Pagati per pedalare: la Francia premia chi va in bici al lavoro

Frédéric Cuvillier, Ministro francese dell’Ecologia, dello Sviluppo sostenibile e dell’Energia, propone un piano d’azione per agevolare i ciclisti. Gli incentivi sono anche economici: 25 centesimi a chilometro a chi usa la bicicletta per recarsi sul posto di lavoro.

Di Valentina Tibaldi

Frédéric Cuvillier, Ministro francese dell’Ecologia, dello Sviluppo sostenibile e dell’Energia, propone un piano d’azione per agevolare i ciclisti. Gli incentivi sono anche economici: 25 centesimi a chilometro a chi usa la bicicletta per recarsi sul posto di lavoro.

La mobilità sostenibile da qualche tempo parla francese.

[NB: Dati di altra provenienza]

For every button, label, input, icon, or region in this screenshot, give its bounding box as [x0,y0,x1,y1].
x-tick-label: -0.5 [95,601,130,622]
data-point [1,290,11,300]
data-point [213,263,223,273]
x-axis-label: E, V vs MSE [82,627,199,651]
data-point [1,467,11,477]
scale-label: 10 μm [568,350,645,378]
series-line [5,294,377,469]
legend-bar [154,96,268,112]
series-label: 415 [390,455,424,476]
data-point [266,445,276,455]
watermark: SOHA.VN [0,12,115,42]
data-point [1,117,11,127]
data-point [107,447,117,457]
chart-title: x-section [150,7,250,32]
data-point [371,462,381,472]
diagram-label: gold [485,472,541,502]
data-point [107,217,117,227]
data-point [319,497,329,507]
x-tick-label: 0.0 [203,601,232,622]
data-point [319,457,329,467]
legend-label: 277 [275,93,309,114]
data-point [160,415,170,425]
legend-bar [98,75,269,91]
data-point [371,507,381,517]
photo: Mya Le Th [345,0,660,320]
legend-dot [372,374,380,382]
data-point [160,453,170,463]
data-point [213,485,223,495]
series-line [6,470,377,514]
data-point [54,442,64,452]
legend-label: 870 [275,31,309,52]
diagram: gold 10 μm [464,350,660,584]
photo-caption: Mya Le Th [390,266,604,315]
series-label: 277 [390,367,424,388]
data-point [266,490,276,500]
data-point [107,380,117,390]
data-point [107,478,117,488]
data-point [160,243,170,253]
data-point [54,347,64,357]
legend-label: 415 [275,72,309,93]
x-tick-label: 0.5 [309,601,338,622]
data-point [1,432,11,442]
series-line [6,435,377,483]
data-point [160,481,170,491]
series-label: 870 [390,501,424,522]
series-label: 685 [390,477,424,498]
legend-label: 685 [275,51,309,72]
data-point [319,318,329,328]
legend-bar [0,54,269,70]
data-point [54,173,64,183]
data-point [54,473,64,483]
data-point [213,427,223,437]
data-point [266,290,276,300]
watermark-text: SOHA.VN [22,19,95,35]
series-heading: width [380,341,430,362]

E’ dello scorso 5 marzo, infatti, l’annuncio del Governo d’oltralpe di una misura di legge che, facendo leva su valori cardine come sicurezza e convenienza, si propone di far crollare ostacoli oggettivi e pregiudizi legati ai trasporti su due ruote all’interno del traffico cittadino.  

Il piano d’azione, presentato dal Ministro Frédéric Cuvillier, si compone di venticinque punti capaci di incentivare l’utilizzo della bicicletta nel tragitto casa-lavoro, a discapito della tradizionale e ben più impattante automobile.

“Oltre ai suoi effetti benefici sulla qualità dell’aria e la salute” si legge sul sito del Ministero dell’Ecologia “il ciclismo è un settore ad alto potenziale, che genera annualmente un impatto economico di 4,5 miliardi di dollari, rappresentando 35mila posti di lavoro”. Per dare forza e concretezza a questa convinzione, è stata studiata una forma di sostegno finanziario simbolico, elargito tramite rimborso, per i dipendenti-ciclisti: 25 centesimi a chilometro percorso, che si aggiungono al risparmio, in termini di carburante e parcheggio, che di per sé garantisce l’auto abbandonata in garage.

Ma le misure proposte da Cuviller vanno ben oltre, inserendosi all’interno di una strategia nazionale che, già lo scorso 13 giugno 2013, aveva portato all’istituzione di un gruppo di lavoro interministeriale per la promozione di mezzi di trasporto alternativi. A partire da quel momento, una squadra formata da parlamentari, associazioni di categoria e costruttori è all’opera per “fare emergere delle proposte concrete con il fine di incoraggiare la Francia a spostarsi in bicicletta o a piedi”.

E così, si prevede un implemento delle zone a traffico limitato, un inasprimento delle sanzioni per chi parcheggia sulle piste ciclabili, una sinergia crescente con il trasporto pubblico grazie a servizi digitali, depositi e parcheggi per le bici in prossimità di stazioni ferroviarie e nodi di interscambio. Il tutto accompagnato da programmi d’informazione e formazione scolastica.

Un bell’esempio di progettazione sistemica che, trasposto e adattato, potrebbe semplificare la vita anche ai cicloamatori italiani, già disposti a recarsi al lavoro su due ruote alle attuali condizioni, e ancor più in presenza di maggiori tutele. Per un quadro su questo argomento e sulla mobilità sostenibile in Italia, rimandiamo agli articoli qui pubblicati: “In bici al lavoro: una scelta per sempre più italiani” e “”Mobilità sostenibile: città italiane e social network a misura di bicicletta.

La bicicletta è un’alternativa reale e possibile: pedalare per credere!